Fat is a metabolically active tissue with high levels of the aromatase enzyme which converts androgen to estrogen. Excess estrogen production from expanded adipose tissue has been proposed as a possible mechanism for the adverse outcomes in obese women with breast cancer. However, obesity is associated with adverse disease outcomes in obese women with hormone-sensitive and hormone-resistant cancers [18]. Furthermore, obesity is a risk factor for developing triple-negative breast cancer, which suggests that higher endogenous estrogens may not be the only mechanism contributing to a higher risk of recurrence [53]. Obesity produces inflammation in adipose tissue, and activated macrophages in adipose tissues of obese individuals produce pro-inflammatory mediators such as TNFα and IL-6. Dysregulated inflammation in adipose tissues results in an accumulation of pro-inflammatory T cells and reduction in T regs, which contributes to obesity-related insulin resistance.
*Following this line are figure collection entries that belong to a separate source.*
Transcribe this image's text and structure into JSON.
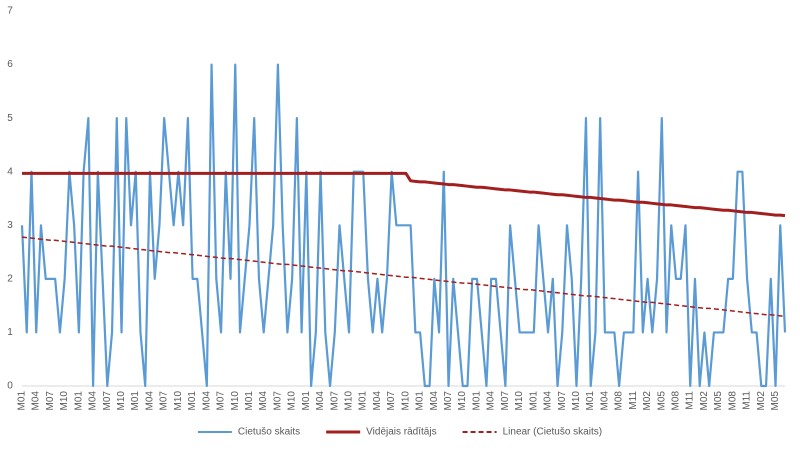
{
  "chart_data": {
    "type": "line",
    "categories": [
      "M01",
      null,
      null,
      "M04",
      null,
      null,
      "M07",
      null,
      null,
      "M10",
      null,
      null,
      "M01",
      null,
      null,
      "M04",
      null,
      null,
      "M07",
      null,
      null,
      "M10",
      null,
      null,
      "M01",
      null,
      null,
      "M04",
      null,
      null,
      "M07",
      null,
      null,
      "M10",
      null,
      null,
      "M01",
      null,
      null,
      "M04",
      null,
      null,
      "M07",
      null,
      null,
      "M10",
      null,
      null,
      "M01",
      null,
      null,
      "M04",
      null,
      null,
      "M07",
      null,
      null,
      "M10",
      null,
      null,
      "M01",
      null,
      null,
      "M04",
      null,
      null,
      "M07",
      null,
      null,
      "M10",
      null,
      null,
      "M01",
      null,
      null,
      "M04",
      null,
      null,
      "M07",
      null,
      null,
      "M10",
      null,
      null,
      "M01",
      null,
      null,
      "M04",
      null,
      null,
      "M07",
      null,
      null,
      "M10",
      null,
      null,
      "M01",
      null,
      null,
      "M04",
      null,
      null,
      "M07",
      null,
      null,
      "M10",
      null,
      null,
      "M01",
      null,
      null,
      "M04",
      null,
      null,
      "M07",
      null,
      null,
      "M10",
      null,
      null,
      "M01",
      null,
      null,
      "M04",
      null,
      null,
      "M08",
      null,
      null,
      "M11",
      null,
      null,
      "M02",
      null,
      null,
      "M05",
      null,
      null,
      "M08",
      null,
      null,
      "M11",
      null,
      null,
      "M02",
      null,
      null,
      "M05",
      null,
      null,
      "M08",
      null,
      null,
      "M11",
      null,
      null,
      "M02",
      null,
      null,
      "M05",
      null,
      null
    ],
    "series": [
      {
        "name": "Cietušo skaits",
        "color": "#5b9bd5",
        "dash": false,
        "values": [
          3,
          1,
          4,
          1,
          3,
          2,
          2,
          2,
          1,
          2,
          4,
          3,
          1,
          4,
          5,
          0,
          4,
          2,
          0,
          1,
          5,
          1,
          5,
          3,
          4,
          1,
          0,
          4,
          2,
          3,
          5,
          4,
          3,
          4,
          3,
          5,
          2,
          2,
          1,
          0,
          6,
          2,
          1,
          4,
          2,
          6,
          1,
          2,
          3,
          5,
          2,
          1,
          2,
          3,
          6,
          3,
          1,
          2,
          5,
          1,
          4,
          0,
          1,
          4,
          1,
          0,
          1,
          3,
          2,
          1,
          4,
          4,
          4,
          2,
          1,
          2,
          1,
          2,
          4,
          3,
          3,
          3,
          3,
          1,
          1,
          0,
          0,
          2,
          1,
          4,
          0,
          2,
          1,
          0,
          0,
          2,
          2,
          1,
          0,
          2,
          2,
          1,
          0,
          3,
          2,
          1,
          1,
          1,
          1,
          3,
          2,
          1,
          2,
          0,
          1,
          3,
          2,
          0,
          2,
          5,
          0,
          1,
          5,
          1,
          1,
          1,
          0,
          1,
          1,
          1,
          4,
          1,
          2,
          1,
          2,
          5,
          1,
          3,
          2,
          2,
          3,
          0,
          2,
          0,
          1,
          0,
          1,
          1,
          1,
          2,
          2,
          4,
          4,
          2,
          1,
          1,
          0,
          0,
          2,
          0,
          3,
          1
        ]
      },
      {
        "name": "Vidējais rādītājs",
        "color": "#a31f1f",
        "dash": false,
        "values": [
          3.97,
          3.97,
          3.97,
          3.97,
          3.97,
          3.97,
          3.97,
          3.97,
          3.97,
          3.97,
          3.97,
          3.97,
          3.97,
          3.97,
          3.97,
          3.97,
          3.97,
          3.97,
          3.97,
          3.97,
          3.97,
          3.97,
          3.97,
          3.97,
          3.97,
          3.97,
          3.97,
          3.97,
          3.97,
          3.97,
          3.97,
          3.97,
          3.97,
          3.97,
          3.97,
          3.97,
          3.97,
          3.97,
          3.97,
          3.97,
          3.97,
          3.97,
          3.97,
          3.97,
          3.97,
          3.97,
          3.97,
          3.97,
          3.97,
          3.97,
          3.97,
          3.97,
          3.97,
          3.97,
          3.97,
          3.97,
          3.97,
          3.97,
          3.97,
          3.97,
          3.97,
          3.97,
          3.97,
          3.97,
          3.97,
          3.97,
          3.97,
          3.97,
          3.97,
          3.97,
          3.97,
          3.97,
          3.97,
          3.97,
          3.97,
          3.97,
          3.97,
          3.97,
          3.97,
          3.97,
          3.97,
          3.97,
          3.83,
          3.82,
          3.81,
          3.81,
          3.8,
          3.79,
          3.78,
          3.77,
          3.76,
          3.76,
          3.75,
          3.74,
          3.73,
          3.72,
          3.71,
          3.71,
          3.7,
          3.69,
          3.68,
          3.67,
          3.66,
          3.66,
          3.65,
          3.64,
          3.63,
          3.62,
          3.62,
          3.61,
          3.6,
          3.59,
          3.58,
          3.57,
          3.57,
          3.56,
          3.55,
          3.54,
          3.53,
          3.52,
          3.52,
          3.51,
          3.5,
          3.49,
          3.48,
          3.47,
          3.47,
          3.46,
          3.45,
          3.44,
          3.43,
          3.43,
          3.42,
          3.41,
          3.4,
          3.39,
          3.38,
          3.38,
          3.37,
          3.36,
          3.35,
          3.34,
          3.33,
          3.33,
          3.32,
          3.31,
          3.3,
          3.29,
          3.28,
          3.28,
          3.27,
          3.26,
          3.25,
          3.24,
          3.24,
          3.23,
          3.22,
          3.21,
          3.2,
          3.19,
          3.19,
          3.18
        ]
      },
      {
        "name": "Linear (Cietušo skaits)",
        "color": "#a31f1f",
        "dash": true,
        "values": [
          2.78,
          2.77,
          2.76,
          2.75,
          2.74,
          2.73,
          2.72,
          2.72,
          2.71,
          2.7,
          2.69,
          2.68,
          2.67,
          2.66,
          2.65,
          2.64,
          2.63,
          2.62,
          2.61,
          2.61,
          2.6,
          2.59,
          2.58,
          2.57,
          2.56,
          2.55,
          2.54,
          2.53,
          2.52,
          2.51,
          2.5,
          2.49,
          2.49,
          2.48,
          2.47,
          2.46,
          2.45,
          2.44,
          2.43,
          2.42,
          2.41,
          2.4,
          2.39,
          2.38,
          2.38,
          2.37,
          2.36,
          2.35,
          2.34,
          2.33,
          2.32,
          2.31,
          2.3,
          2.29,
          2.28,
          2.27,
          2.27,
          2.26,
          2.25,
          2.24,
          2.23,
          2.22,
          2.21,
          2.2,
          2.19,
          2.18,
          2.17,
          2.16,
          2.15,
          2.15,
          2.14,
          2.13,
          2.12,
          2.11,
          2.1,
          2.09,
          2.08,
          2.07,
          2.06,
          2.05,
          2.04,
          2.03,
          2.03,
          2.02,
          2.01,
          2.0,
          1.99,
          1.98,
          1.97,
          1.96,
          1.95,
          1.94,
          1.93,
          1.92,
          1.92,
          1.91,
          1.9,
          1.89,
          1.88,
          1.87,
          1.86,
          1.85,
          1.84,
          1.83,
          1.82,
          1.81,
          1.8,
          1.8,
          1.79,
          1.78,
          1.77,
          1.76,
          1.75,
          1.74,
          1.73,
          1.72,
          1.71,
          1.7,
          1.69,
          1.68,
          1.68,
          1.67,
          1.66,
          1.65,
          1.64,
          1.63,
          1.62,
          1.61,
          1.6,
          1.59,
          1.58,
          1.57,
          1.56,
          1.56,
          1.55,
          1.54,
          1.53,
          1.52,
          1.51,
          1.5,
          1.49,
          1.48,
          1.47,
          1.46,
          1.45,
          1.45,
          1.44,
          1.43,
          1.42,
          1.41,
          1.4,
          1.39,
          1.38,
          1.37,
          1.36,
          1.35,
          1.34,
          1.33,
          1.33,
          1.32,
          1.31,
          1.3
        ]
      }
    ],
    "ylim": [
      0,
      7
    ],
    "yticks": [
      0,
      1,
      2,
      3,
      4,
      5,
      6,
      7
    ],
    "grid": false,
    "legend": "bottom"
  }
}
STAT3 activity is increased in visceral adipose tissues and ablation of STAT3 in T cells has been shown to improve insulin sensitivity and glucose tolerance and reduce inflammation in visceral adipose tissues [54]. JAK2/STAT3 is a regulator of lipid metabolism and promotes breast cancer cell “stemness” and chemoresistance [55]. The biologic basis for the differences in the natural history of breast cancer in obese women is not completely clear. However, biologically active adipose tissues appear to be a contributing factor to the unique pathophysiology in obese women with breast cancer.
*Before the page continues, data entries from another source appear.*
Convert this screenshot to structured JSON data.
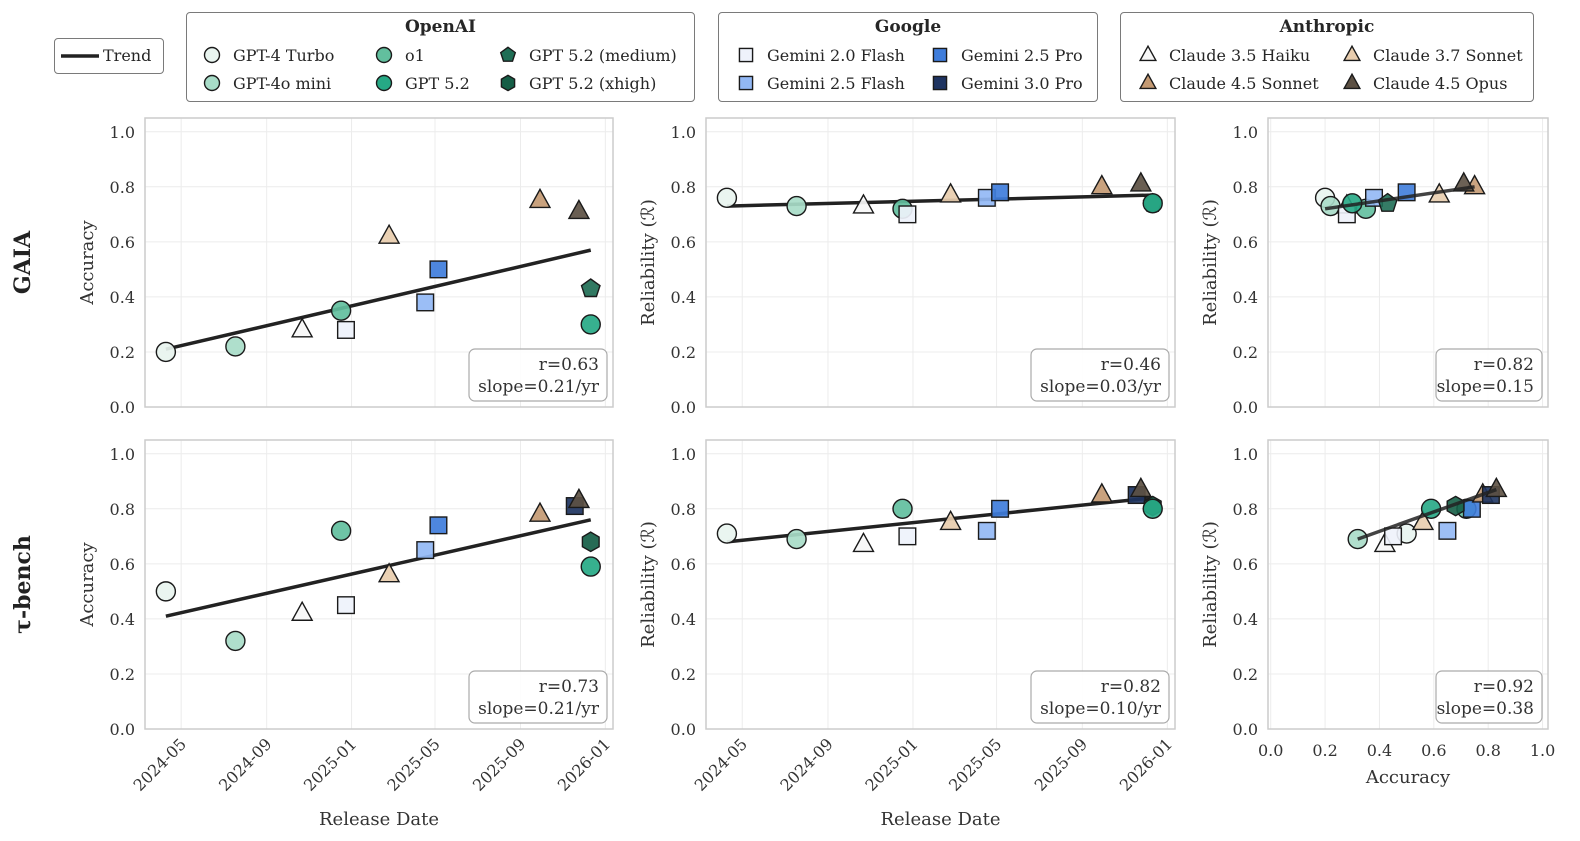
{
  "chart_data": {
    "type": "scatter",
    "trend_legend_label": "Trend",
    "legend_groups": [
      {
        "title": "OpenAI",
        "models": [
          {
            "name": "GPT-4 Turbo",
            "marker": "circle",
            "color": "#e8f4ef"
          },
          {
            "name": "GPT-4o mini",
            "marker": "circle",
            "color": "#a8dcc8"
          },
          {
            "name": "o1",
            "marker": "circle",
            "color": "#62bf9e"
          },
          {
            "name": "GPT 5.2",
            "marker": "circle",
            "color": "#26a985"
          },
          {
            "name": "GPT 5.2 (medium)",
            "marker": "pentagon",
            "color": "#1f6e55"
          },
          {
            "name": "GPT 5.2 (xhigh)",
            "marker": "hexagon",
            "color": "#155e46"
          }
        ]
      },
      {
        "title": "Google",
        "models": [
          {
            "name": "Gemini 2.0 Flash",
            "marker": "square",
            "color": "#eef2fb"
          },
          {
            "name": "Gemini 2.5 Flash",
            "marker": "square",
            "color": "#92b8f5"
          },
          {
            "name": "Gemini 2.5 Pro",
            "marker": "square",
            "color": "#3f7ddb"
          },
          {
            "name": "Gemini 3.0 Pro",
            "marker": "square",
            "color": "#1e3461"
          }
        ]
      },
      {
        "title": "Anthropic",
        "models": [
          {
            "name": "Claude 3.5 Haiku",
            "marker": "triangle",
            "color": "#f7f7f7"
          },
          {
            "name": "Claude 3.7 Sonnet",
            "marker": "triangle",
            "color": "#e8cdae"
          },
          {
            "name": "Claude 4.5 Sonnet",
            "marker": "triangle",
            "color": "#c49a73"
          },
          {
            "name": "Claude 4.5 Opus",
            "marker": "triangle",
            "color": "#5c5043"
          }
        ]
      }
    ],
    "release_dates": {
      "GPT-4 Turbo": "2024-04-09",
      "GPT-4o mini": "2024-07-18",
      "Claude 3.5 Haiku": "2024-10-22",
      "o1": "2024-12-17",
      "Gemini 2.0 Flash": "2024-12-24",
      "Claude 3.7 Sonnet": "2025-02-24",
      "Gemini 2.5 Flash": "2025-04-17",
      "Gemini 2.5 Pro": "2025-05-06",
      "Claude 4.5 Sonnet": "2025-09-29",
      "Gemini 3.0 Pro": "2025-11-18",
      "Claude 4.5 Opus": "2025-11-24",
      "GPT 5.2": "2025-12-11",
      "GPT 5.2 (medium)": "2025-12-11",
      "GPT 5.2 (xhigh)": "2025-12-11"
    },
    "rows": [
      {
        "label": "GAIA",
        "accuracy": {
          "GPT-4 Turbo": 0.2,
          "GPT-4o mini": 0.22,
          "Claude 3.5 Haiku": 0.28,
          "o1": 0.35,
          "Gemini 2.0 Flash": 0.28,
          "Claude 3.7 Sonnet": 0.62,
          "Gemini 2.5 Flash": 0.38,
          "Gemini 2.5 Pro": 0.5,
          "Claude 4.5 Sonnet": 0.75,
          "Claude 4.5 Opus": 0.71,
          "GPT 5.2": 0.3,
          "GPT 5.2 (medium)": 0.43
        },
        "reliability": {
          "GPT-4 Turbo": 0.76,
          "GPT-4o mini": 0.73,
          "Claude 3.5 Haiku": 0.73,
          "o1": 0.72,
          "Gemini 2.0 Flash": 0.7,
          "Claude 3.7 Sonnet": 0.77,
          "Gemini 2.5 Flash": 0.76,
          "Gemini 2.5 Pro": 0.78,
          "Claude 4.5 Sonnet": 0.8,
          "Claude 4.5 Opus": 0.81,
          "GPT 5.2": 0.74,
          "GPT 5.2 (medium)": 0.74
        },
        "panels": [
          {
            "xlabel": "",
            "ylabel": "Accuracy",
            "r": "r=0.63",
            "slope": "slope=0.21/yr",
            "trend": {
              "start": [
                "2024-04-09",
                0.21
              ],
              "end": [
                "2025-12-11",
                0.57
              ]
            }
          },
          {
            "xlabel": "",
            "ylabel": "Reliability (ℛ)",
            "r": "r=0.46",
            "slope": "slope=0.03/yr",
            "trend": {
              "start": [
                "2024-04-09",
                0.73
              ],
              "end": [
                "2025-12-11",
                0.77
              ]
            }
          },
          {
            "xlabel": "",
            "ylabel": "Reliability (ℛ)",
            "r": "r=0.82",
            "slope": "slope=0.15",
            "trend": {
              "start": [
                0.2,
                0.72
              ],
              "end": [
                0.75,
                0.8
              ]
            }
          }
        ]
      },
      {
        "label": "τ-bench",
        "accuracy": {
          "GPT-4 Turbo": 0.5,
          "GPT-4o mini": 0.32,
          "Claude 3.5 Haiku": 0.42,
          "o1": 0.72,
          "Gemini 2.0 Flash": 0.45,
          "Claude 3.7 Sonnet": 0.56,
          "Gemini 2.5 Flash": 0.65,
          "Gemini 2.5 Pro": 0.74,
          "Claude 4.5 Sonnet": 0.78,
          "Gemini 3.0 Pro": 0.81,
          "Claude 4.5 Opus": 0.83,
          "GPT 5.2": 0.59,
          "GPT 5.2 (xhigh)": 0.68
        },
        "reliability": {
          "GPT-4 Turbo": 0.71,
          "GPT-4o mini": 0.69,
          "Claude 3.5 Haiku": 0.67,
          "o1": 0.8,
          "Gemini 2.0 Flash": 0.7,
          "Claude 3.7 Sonnet": 0.75,
          "Gemini 2.5 Flash": 0.72,
          "Gemini 2.5 Pro": 0.8,
          "Claude 4.5 Sonnet": 0.85,
          "Gemini 3.0 Pro": 0.85,
          "Claude 4.5 Opus": 0.87,
          "GPT 5.2": 0.8,
          "GPT 5.2 (xhigh)": 0.81
        },
        "panels": [
          {
            "xlabel": "Release Date",
            "ylabel": "Accuracy",
            "r": "r=0.73",
            "slope": "slope=0.21/yr",
            "trend": {
              "start": [
                "2024-04-09",
                0.41
              ],
              "end": [
                "2025-12-11",
                0.76
              ]
            }
          },
          {
            "xlabel": "Release Date",
            "ylabel": "Reliability (ℛ)",
            "r": "r=0.82",
            "slope": "slope=0.10/yr",
            "trend": {
              "start": [
                "2024-04-09",
                0.68
              ],
              "end": [
                "2025-12-11",
                0.84
              ]
            }
          },
          {
            "xlabel": "Accuracy",
            "ylabel": "Reliability (ℛ)",
            "r": "r=0.92",
            "slope": "slope=0.38",
            "trend": {
              "start": [
                0.32,
                0.69
              ],
              "end": [
                0.83,
                0.87
              ]
            }
          }
        ]
      }
    ],
    "date_axis": {
      "ticks": [
        "2024-05",
        "2024-09",
        "2025-01",
        "2025-05",
        "2025-09",
        "2026-01"
      ],
      "range": [
        "2024-03-10",
        "2026-01-12"
      ]
    },
    "value_axis": {
      "ticks": [
        "0.0",
        "0.2",
        "0.4",
        "0.6",
        "0.8",
        "1.0"
      ],
      "range": [
        0,
        1.05
      ]
    },
    "accuracy_axis": {
      "ticks": [
        "0.0",
        "0.2",
        "0.4",
        "0.6",
        "0.8",
        "1.0"
      ],
      "range": [
        -0.01,
        1.02
      ]
    },
    "grid": true,
    "stat_box_placement": "bottom-right"
  }
}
Obese women with breast cancer represent a unique patient population. They are at increased risk for the development of breast cancer and may experience more complications related to surgery and radiation. Despite appropriate local disease treatment, obese women are at increased risk for local recurrence compared to normal-weight women. Similarly, systemic chemotherapy appears to be less effective, even when dosed appropriately on the basis of actual weight. In addition, endocrine therapy may be less effective in obese women, and there is a suggestion that tamoxifen may be more effective than the aromatase inhibitors in this population. Taken together, these data suggest a unique and aggressive biology that is likely due to a tumor environment metabolically activated by adipose tissues. Overall, it is clear that the efficacy of cancer treatments is significantly lower in obese breast cancer survivors, posing greater challenges in patient care and disease management in this patient population. Based upon these challenges, further investigations are warranted to assess the effective diagnostic and treatment mechanisms needed to successfully target breast cancer within the obese patient population.